A sense of identity sums up the perceived social and scientific aspects of a city. Reviewing the history of planning and architecture provides making sense of a place by tracing the evolution of improvements that made how we live our lives today. For today in the digital era, it is easier to learn and make oneself learn of the sense of one’s environment, aside from the ecological perspective where the environment is often associated with.

It is more than “postcolonial hunger and longing” if the identity of one’s surroundings is put into context. Here, the best practices of the old and new are observed. By analyzing pros and cons of things early and contemporary, it will be realized that there is more than what we do at present. To observe patterns from centuries ago can provide insights on how the local ways of living evolved and how it came to be today. Funding and proper education for scientists, both young and experienced, should also be a priority, and scholars should be motivated to study with regard to environmental concerns and needs of a place. Changes in the environment (particularly due to reclamation, logging, and mining) may bring irreplaceable side effects, so regulations must be implemented strictly. It is also best to establish communication with the locals, because they are masters of their lands and harvest.

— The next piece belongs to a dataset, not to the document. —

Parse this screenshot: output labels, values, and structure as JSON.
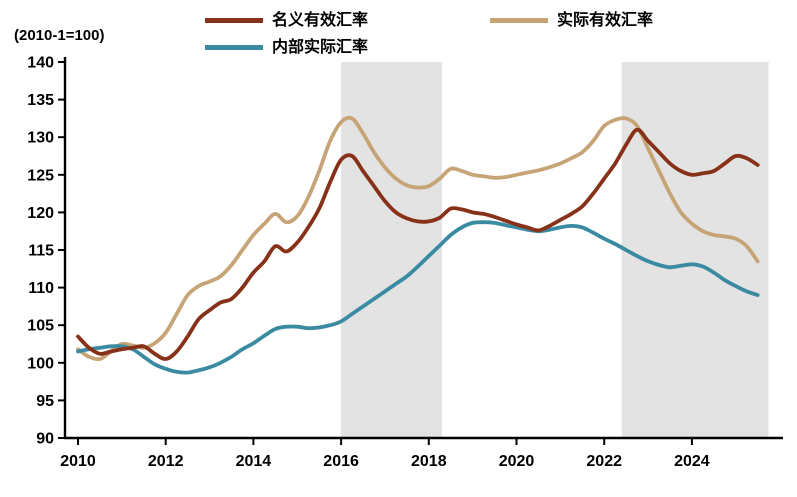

Perhaps soon, we might be able to have row houses that coexist with rice fields without destroying the arable land in favor of a paved subdivision. I believe it is still quite a long way to achieving what is truly helpful for us and the environment, as “eco-friendly” structures do not end with high blocks stuffed with plants. With sustainable cities, children would more likely live lives and neighborhoods that every child deserves. Sustainability is, after all, a matter of contextualized coexistence with consistency and thorough planning.